El presidente de la Asamblea Carl Heastie, junto al presidente del Comité de Empleados Gubernamentales Peter Abbate y el asambleísta Charles Fall, anunciaron el miércoles la aprobación de la legislación que beneficiará tanto a los empleados del sector público como el privado.

“Los funcionarios de salud pública han enfatizado que frenar la propagación de este virus y proteger a nuestras poblaciones más vulnerables requerirá que vacunemos a tantos neoyorquinos como sea posible”, dijo Heastie, agregando que esta legislación “ayudará a acelerar la inmunización de nuestros trabajadores de la salud, oficiales de policía, bomberos, maestros y todos los trabajadores de Nueva York que han hecho que nuestro gran estado avance en estos tiempos difíciles”.
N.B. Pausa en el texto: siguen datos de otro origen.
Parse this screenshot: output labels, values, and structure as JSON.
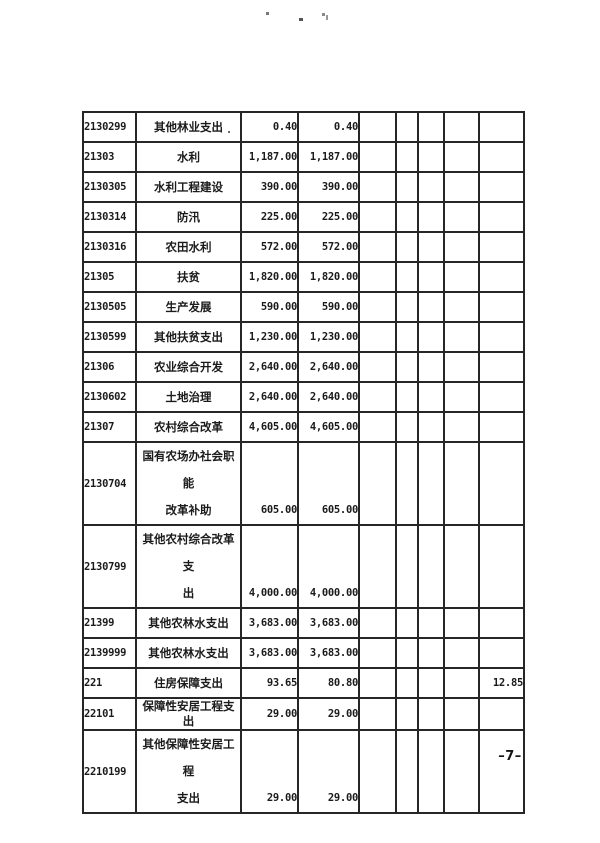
{
  "page": {
    "footer": "–7–"
  },
  "colors": {
    "ink": "#1b1b1b",
    "border": "#262626",
    "background": "#ffffff"
  },
  "table": {
    "rows": [
      {
        "code": "2130299",
        "name_lines": [
          "其他林业支出"
        ],
        "amount1": "0.40",
        "amount2": "0.40",
        "amount3": ""
      },
      {
        "code": "21303",
        "name_lines": [
          "水利"
        ],
        "amount1": "1,187.00",
        "amount2": "1,187.00",
        "amount3": ""
      },
      {
        "code": "2130305",
        "name_lines": [
          "水利工程建设"
        ],
        "amount1": "390.00",
        "amount2": "390.00",
        "amount3": ""
      },
      {
        "code": "2130314",
        "name_lines": [
          "防汛"
        ],
        "amount1": "225.00",
        "amount2": "225.00",
        "amount3": ""
      },
      {
        "code": "2130316",
        "name_lines": [
          "农田水利"
        ],
        "amount1": "572.00",
        "amount2": "572.00",
        "amount3": ""
      },
      {
        "code": "21305",
        "name_lines": [
          "扶贫"
        ],
        "amount1": "1,820.00",
        "amount2": "1,820.00",
        "amount3": ""
      },
      {
        "code": "2130505",
        "name_lines": [
          "生产发展"
        ],
        "amount1": "590.00",
        "amount2": "590.00",
        "amount3": ""
      },
      {
        "code": "2130599",
        "name_lines": [
          "其他扶贫支出"
        ],
        "amount1": "1,230.00",
        "amount2": "1,230.00",
        "amount3": ""
      },
      {
        "code": "21306",
        "name_lines": [
          "农业综合开发"
        ],
        "amount1": "2,640.00",
        "amount2": "2,640.00",
        "amount3": ""
      },
      {
        "code": "2130602",
        "name_lines": [
          "土地治理"
        ],
        "amount1": "2,640.00",
        "amount2": "2,640.00",
        "amount3": ""
      },
      {
        "code": "21307",
        "name_lines": [
          "农村综合改革"
        ],
        "amount1": "4,605.00",
        "amount2": "4,605.00",
        "amount3": ""
      },
      {
        "code": "2130704",
        "name_lines": [
          "国有农场办社会职能",
          "改革补助"
        ],
        "amount1": "605.00",
        "amount2": "605.00",
        "amount3": ""
      },
      {
        "code": "2130799",
        "name_lines": [
          "其他农村综合改革支",
          "出"
        ],
        "amount1": "4,000.00",
        "amount2": "4,000.00",
        "amount3": ""
      },
      {
        "code": "21399",
        "name_lines": [
          "其他农林水支出"
        ],
        "amount1": "3,683.00",
        "amount2": "3,683.00",
        "amount3": ""
      },
      {
        "code": "2139999",
        "name_lines": [
          "其他农林水支出"
        ],
        "amount1": "3,683.00",
        "amount2": "3,683.00",
        "amount3": ""
      },
      {
        "code": "221",
        "name_lines": [
          "住房保障支出"
        ],
        "amount1": "93.65",
        "amount2": "80.80",
        "amount3": "12.85"
      },
      {
        "code": "22101",
        "name_lines": [
          "保障性安居工程支出"
        ],
        "amount1": "29.00",
        "amount2": "29.00",
        "amount3": ""
      },
      {
        "code": "2210199",
        "name_lines": [
          "其他保障性安居工程",
          "支出"
        ],
        "amount1": "29.00",
        "amount2": "29.00",
        "amount3": ""
      }
    ]
  }
}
Al igual que las leyes existentes que brindan a los empleados tiempo libre remunerado para asuntos relacionados con la salud, como mamografías y exámenes de detección de cáncer de próstata, la nueva legislación otorga a los empleados del sector público y privado hasta cuatro horas de licencia remunerada para recibir la vacuna contra el coronavirus.

“Al autorizar la licencia pagada para las vacunas, no solo para quienes trabajan en el Gobierno sino también para los empleados del sector privado, ayudamos a todo Nueva York a acercarse cada vez más hacia una mayor inmunidad y una posible recuperación del COVID-19”, señaló Abbate.

Debido a que ya muchos empleados públicos están autorizados para recibir la vacuna, la nueva ley ahora busca que el proceso de inmunización sea más rápido y fácil para estos funcionarios esenciales, que incluyen a trabajadores de la salud, los de servicios médicos de emergencia, personal de instalaciones de atención colectiva, oficiales de policía, bomberos, los de centros penitenciarios, maestros y otros.